As much as I hope to draw attention to the plight of the five remaining extant species of bears there is so much to share with native Alaskans and residents of this frontier state. I hope to highlight the work of the IBA biologists dedicated to bear conservation research and management efforts for North American bear species in Alaska, but hopefully in other regions of the country where pressing conservation issues draw much concern for our ability to continue to coexist in a world over-populated with people. We would be remiss not to address the five remaining species of concern. I also want to work with other conservationists and investigators who have documented the culture of bears as never seen before. One highly respected bear viewing guide asked me in the field one day if bears have culture, and my response was that you’re looking at it. Learned behaviors are passed down among subpopulations of all kinds of species from chimps, to orca, and coastal brown bears congregating to feed are no exception.

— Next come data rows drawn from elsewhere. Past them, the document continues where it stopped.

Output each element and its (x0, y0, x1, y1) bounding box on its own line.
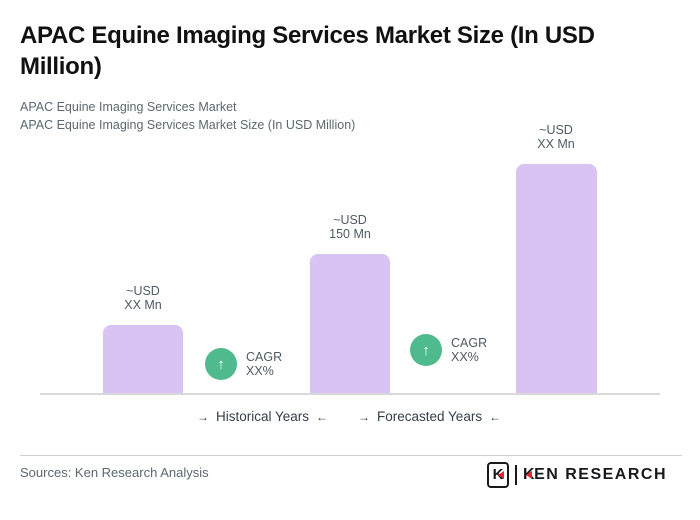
logo-emblem-icon: K (487, 461, 509, 488)
bar3-label-line2: XX Mn (537, 137, 575, 151)
legend-item-forecasted: → Forecasted Years ← (358, 409, 501, 424)
legend-label-forecasted: Forecasted Years (377, 409, 483, 424)
bar2-label-line2: 150 Mn (329, 227, 371, 241)
cagr1-value: XX% (246, 364, 274, 378)
logo-separator (515, 464, 517, 485)
legend-item-historical: → Historical Years ← (197, 409, 328, 424)
cagr-circle-2: ↑ (410, 334, 442, 366)
cagr2-value: XX% (451, 350, 479, 364)
footer-divider (20, 455, 682, 456)
up-arrow-icon: ↑ (217, 355, 225, 373)
cagr-text-1: CAGR XX% (246, 350, 282, 378)
cagr-badge-2: ↑ CAGR XX% (410, 334, 487, 366)
bar2-label-line1: ~USD (333, 213, 367, 227)
logo-red-triangle-icon (498, 470, 504, 479)
legend-label-historical: Historical Years (216, 409, 310, 424)
up-arrow-icon: ↑ (422, 341, 430, 359)
bar-value-label: ~USD XX Mn (506, 123, 606, 151)
bar3-label-line1: ~USD (539, 123, 573, 137)
bar-current (310, 254, 390, 394)
bar1-label-line1: ~USD (126, 284, 160, 298)
chart-subtitle-line1: APAC Equine Imaging Services Market (20, 100, 237, 114)
arrow-left-icon: ← (489, 409, 502, 424)
bar1-label-line2: XX Mn (124, 298, 162, 312)
bar-forecast (516, 164, 597, 394)
bar-value-label: ~USD XX Mn (93, 284, 193, 312)
cagr1-label: CAGR (246, 350, 283, 364)
chart-subtitle-line2: APAC Equine Imaging Services Market Size… (20, 118, 356, 132)
logo-wordmark: K EN RESEARCH (523, 466, 667, 484)
cagr2-label: CAGR (451, 336, 488, 350)
sources-note: Sources: Ken Research Analysis (20, 465, 209, 480)
x-axis-line (40, 393, 660, 395)
chart-legend: → Historical Years ← → Forecasted Years … (0, 409, 700, 429)
arrow-right-icon: → (197, 409, 209, 424)
cagr-text-2: CAGR XX% (451, 336, 487, 364)
logo-red-triangle-icon (526, 470, 533, 479)
cagr-badge-1: ↑ CAGR XX% (205, 348, 282, 380)
cagr-circle-1: ↑ (205, 348, 237, 380)
logo-word-rest: EN RESEARCH (534, 465, 668, 483)
arrow-right-icon: → (358, 409, 370, 424)
bar-historical (103, 325, 183, 394)
ken-research-logo: K K EN RESEARCH (487, 461, 667, 488)
page-title: APAC Equine Imaging Services Market Size… (20, 22, 595, 80)
arrow-left-icon: ← (316, 409, 329, 424)
chart-subtitle: APAC Equine Imaging Services Market APAC… (20, 98, 620, 134)
bar-value-label: ~USD 150 Mn (300, 213, 400, 241)
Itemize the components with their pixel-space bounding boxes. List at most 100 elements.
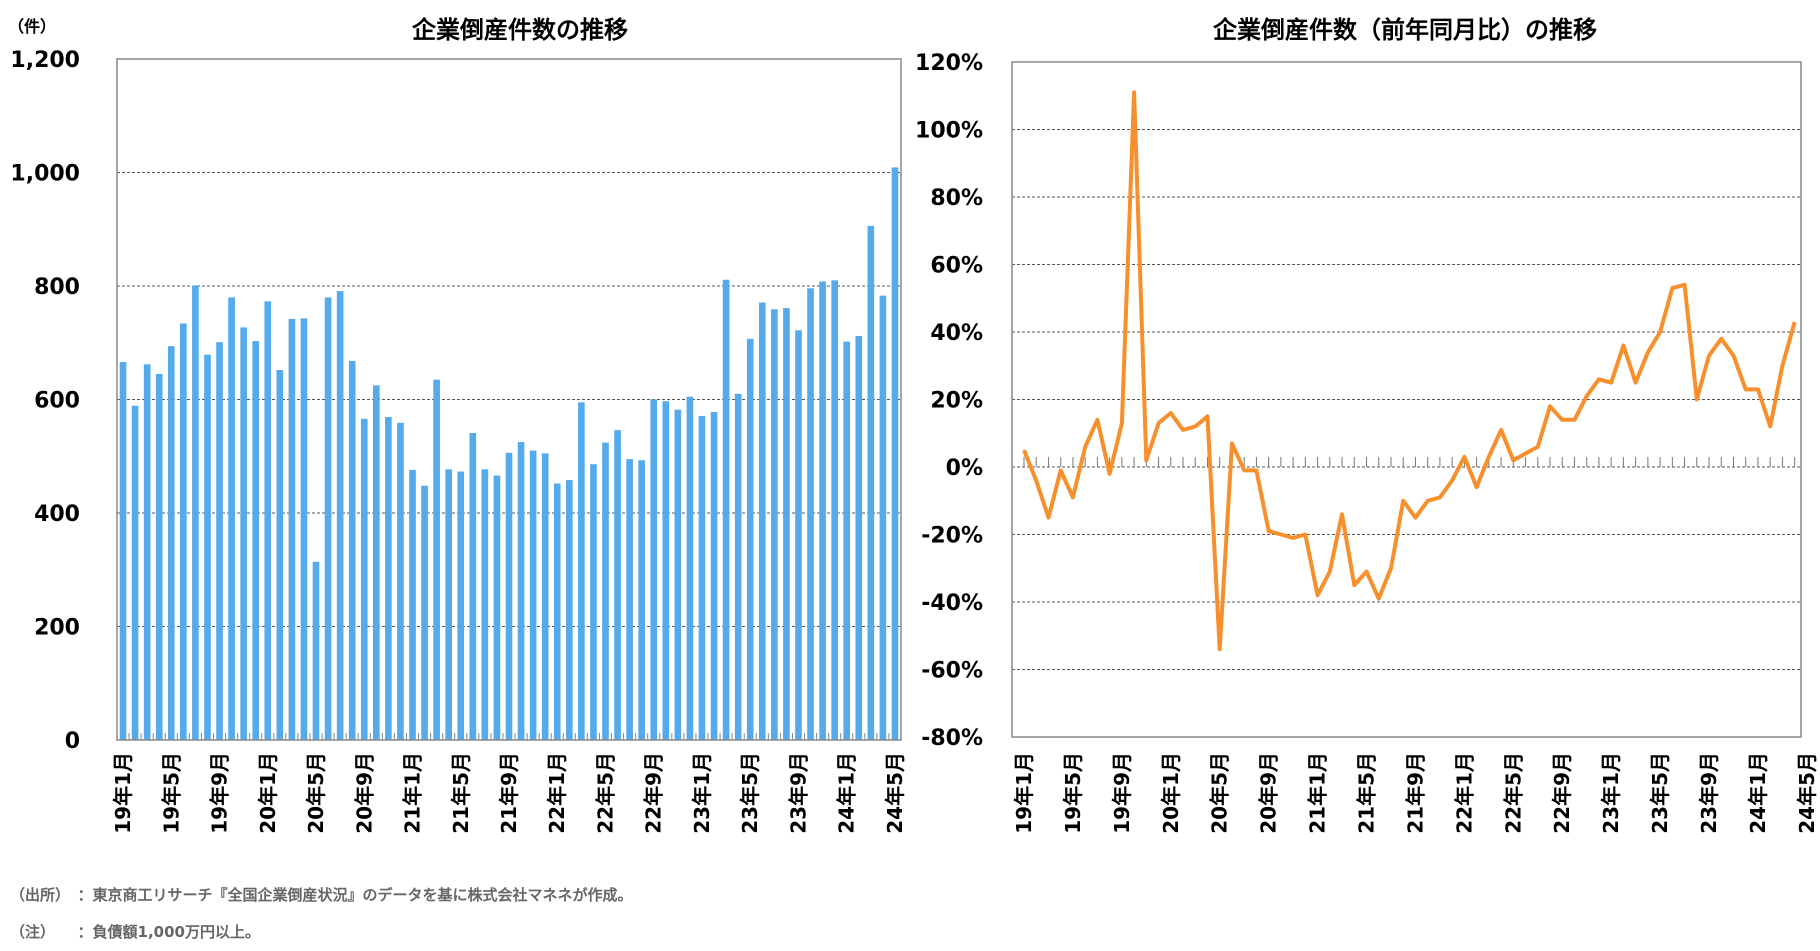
left-y-tick-label: 1,200 [10,48,80,73]
bar [879,295,887,740]
left-x-tick-label: 24年5月 [883,752,907,834]
bar [843,341,851,740]
bar [855,335,863,740]
right-x-tick-label: 21年9月 [1403,752,1427,834]
bar [614,430,621,740]
bar [541,453,549,740]
right-x-tick-label: 20年9月 [1257,752,1281,834]
bar [795,330,802,740]
left-x-tick-label: 23年1月 [690,752,714,834]
bar [421,485,428,740]
bar [867,225,875,741]
yoy-series-line [1022,90,1797,652]
bar [312,561,320,740]
bar [758,302,766,740]
right-y-tick-label: 100% [915,119,983,144]
bar [373,385,380,740]
left-x-tick-label: 22年5月 [593,752,617,834]
right-y-tick-label: 20% [930,389,983,414]
left-y-tick-label: 600 [34,389,80,414]
bar [167,346,175,740]
bar [336,291,344,740]
bar [457,471,465,740]
bar [469,432,477,740]
bar [119,362,127,740]
bar [264,301,272,740]
left-x-tick-label: 23年9月 [786,752,810,834]
bar [397,422,404,740]
left-x-tick-label: 20年9月 [352,752,376,834]
right-y-tick-label: 40% [930,321,983,346]
right-x-tick-label: 20年1月 [1159,752,1183,834]
left-x-tick-label: 20年5月 [304,752,328,834]
bar [734,393,742,740]
bar [204,354,211,740]
bar [409,469,416,740]
right-y-tick-label: 60% [930,254,983,279]
bar [481,469,489,740]
right-chart-y-axis: -80% -60% -40% -20% 0% 20% 40% 60% 80% 100% 120% [915,51,983,751]
bar [348,360,356,740]
bar [650,399,658,740]
right-y-tick-label: 0% [946,456,983,481]
bar [746,338,754,740]
left-x-tick-label: 22年1月 [545,752,569,834]
bar [216,342,223,740]
right-chart-title: 企業倒産件数（前年同月比）の推移 [1213,16,1597,44]
left-x-tick-label: 24年1月 [835,752,859,834]
right-x-tick-label: 24年5月 [1795,752,1819,834]
bar [385,417,392,740]
right-x-tick-label: 22年9月 [1550,752,1574,834]
left-x-tick-label: 21年9月 [497,752,521,834]
bankruptcy-count-chart: 企業倒産件数の推移 （件） 0 200 400 600 800 1,000 1,200 19… [8,16,907,834]
left-chart-y-axis: 0 200 400 600 800 1,000 1,200 [10,48,80,754]
left-x-tick-label: 20年1月 [256,752,280,834]
yoy-change-chart: 企業倒産件数（前年同月比）の推移 -80% -60% -40% -20% 0% 20% 40… [915,16,1819,834]
left-y-tick-label: 400 [34,502,80,527]
right-y-tick-label: -80% [921,726,983,751]
left-chart-minor-ticks [116,733,902,740]
bar [445,469,453,740]
left-y-tick-label: 0 [65,729,80,754]
right-x-tick-label: 20年5月 [1208,752,1232,834]
right-chart-minor-ticks [1023,457,1796,467]
right-x-tick-label: 19年9月 [1110,752,1134,834]
right-x-tick-label: 23年5月 [1648,752,1672,834]
right-y-tick-label: -60% [921,659,983,684]
bar [626,459,633,740]
bar [276,369,284,740]
right-chart-x-axis: 19年1月 19年5月 19年9月 20年1月 20年5月 20年9月 21年1月 21年5月… [1012,752,1819,834]
bar [240,327,247,740]
right-x-tick-label: 23年1月 [1599,752,1623,834]
bar [529,450,537,740]
bar [180,323,187,740]
bar [252,341,260,740]
right-y-tick-label: -20% [921,524,983,549]
right-x-tick-label: 23年9月 [1697,752,1721,834]
bar [131,405,139,740]
right-y-tick-label: 120% [915,51,983,76]
bar [578,402,585,740]
bar [831,280,838,740]
right-x-tick-label: 19年5月 [1061,752,1085,834]
right-x-tick-label: 21年1月 [1306,752,1330,834]
bar [228,297,235,740]
bar [324,297,332,740]
left-x-tick-label: 22年9月 [642,752,666,834]
bar [783,308,790,740]
right-x-tick-label: 21年5月 [1355,752,1379,834]
bar [722,279,730,740]
bar [288,318,296,740]
bar [771,309,778,740]
bar [553,483,561,740]
bar [602,442,609,740]
left-y-tick-label: 1,000 [10,162,80,187]
left-y-tick-label: 800 [34,275,80,300]
bar [505,452,513,740]
left-x-tick-label: 21年1月 [401,752,425,834]
right-y-tick-label: -40% [921,591,983,616]
bar [638,460,645,740]
right-y-tick-label: 80% [930,186,983,211]
bar [493,475,501,740]
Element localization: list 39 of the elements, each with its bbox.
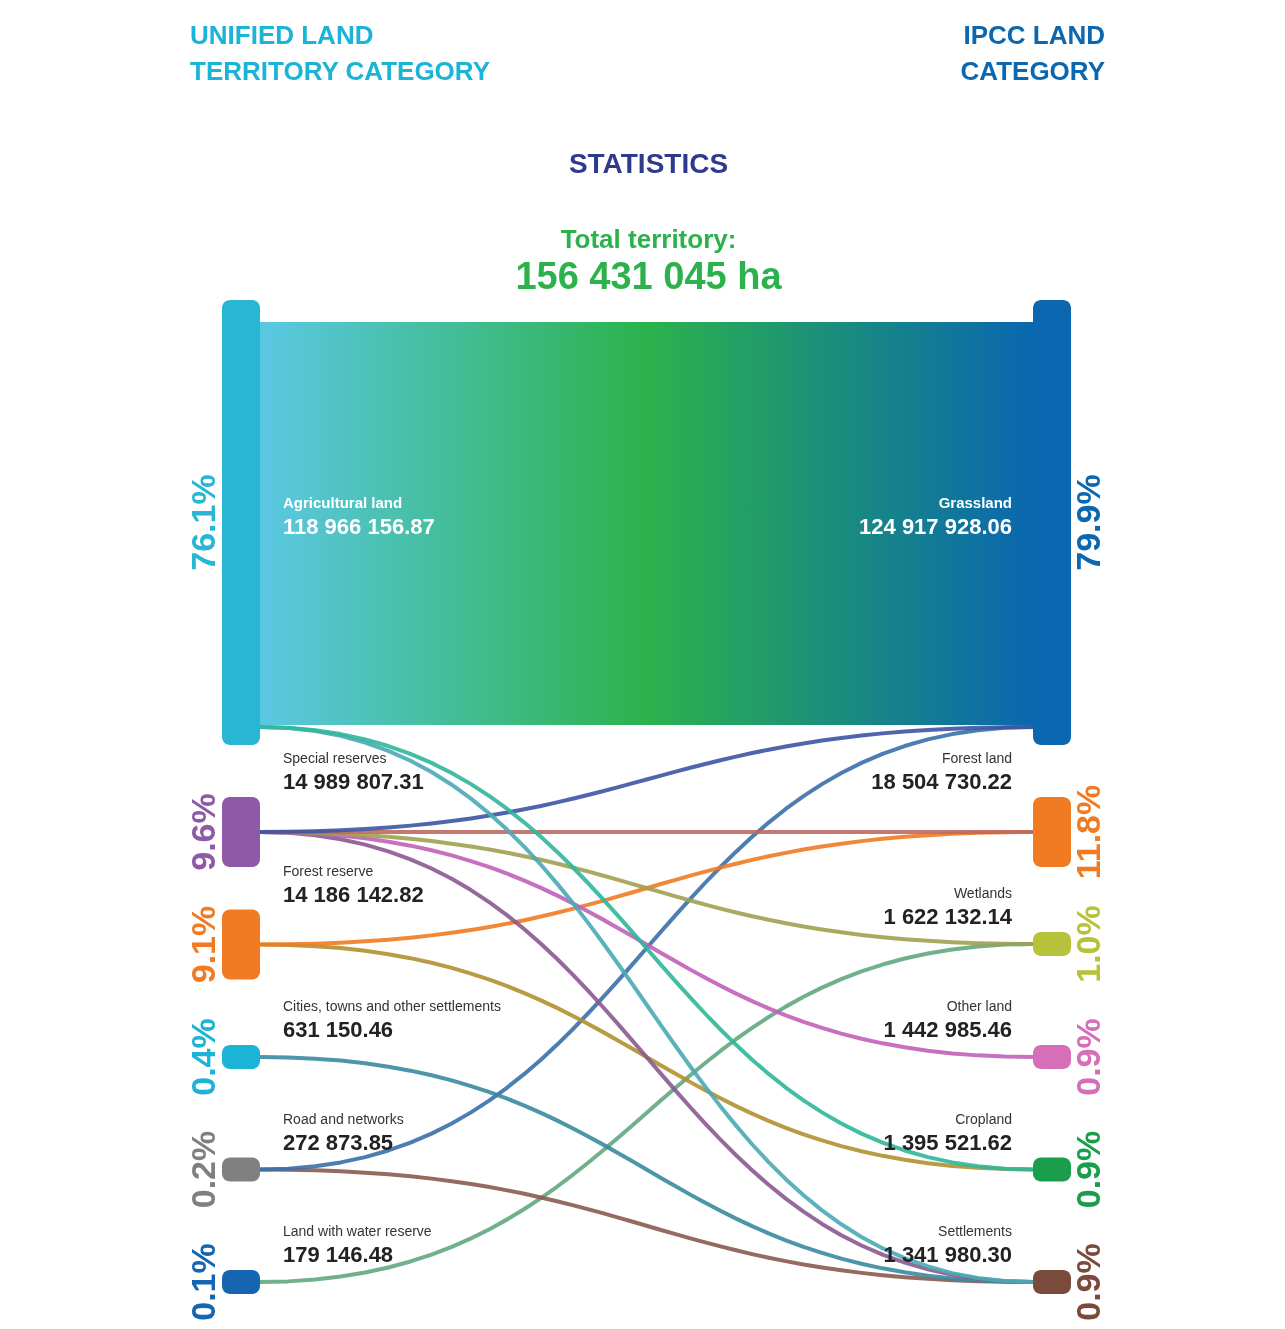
text: 9.1% bbox=[184, 905, 222, 984]
text: 9.6% bbox=[184, 793, 222, 871]
data-label: 179 146.48 bbox=[283, 1242, 394, 1267]
text: 1.0% bbox=[1069, 905, 1107, 983]
category-label: Road and networks bbox=[283, 1110, 404, 1127]
category-label: Settlements bbox=[938, 1223, 1012, 1239]
text: 0.9% bbox=[1069, 1243, 1107, 1321]
category-label: Grassland bbox=[938, 493, 1012, 511]
text: 79.9% bbox=[1069, 474, 1107, 571]
text: Total territory: bbox=[560, 224, 737, 254]
data-label: 631 150.46 bbox=[283, 1017, 394, 1042]
data-label: 118 966 156.87 bbox=[283, 513, 435, 539]
category-label: Land with water reserve bbox=[283, 1223, 432, 1239]
category-label: Cropland bbox=[955, 1110, 1012, 1127]
data-label: 1 442 985.46 bbox=[883, 1017, 1012, 1042]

Speaking of culture, we would be also be remiss to not address the great impact brown bears, polar bears, and black bears have had on indigenous cultures over 100′s of years. And today, as we interface with these fascinating and highly intelligent animals, the largest of North American carnivores, we need to find a way to live with them as mindful and respectful co-inhabitants of a changing landscape, with concerns over the impact of climate change, among other things, and not as fearful and reactive competitors for space. These are the kinds of things we may want to bring to the attention of people as we consider how best to utilize an interpretive center for the benefit of human-bear relations impacting future generations of bears and people.
I visited AWCC and staff on my way to Katmai to work on brown bear projects on multiple excursions and before heading north to Barrow and east to Admiralty Island . I am most appreciative to be invited back as an advisor to the project and more recently in a more official capacity as a consultant to the project. I couldn’t pass up an opportunity to get more involved with this exciting project.
Education has always been at the forefront of the mission at the AWCC, and although they spearhead in situ and ex situ conservation programs in partnership with various research entities at the local, state, and federal levels, they are well aware of the importance of developing outreach programs and providing resources for educating citizens and visitors to Alaska with respect to the state’s wildlife species. The AWCC is poised to make the citizens of Alaska keenly aware of the plight of Alaska’s bear populations as encroachment on habitat and other human activities, as well as climate change continue to threaten these iconic predators that continue to find refuge in Alaska. The B.E.A.R.S. of Alaska Institute will be instrumental in promoting awareness among the citizens of Alaska and it’s visitors from around the world in regard to the status of bears and will advocate as a conservation, education, and research center for North America’s Bears for years to come.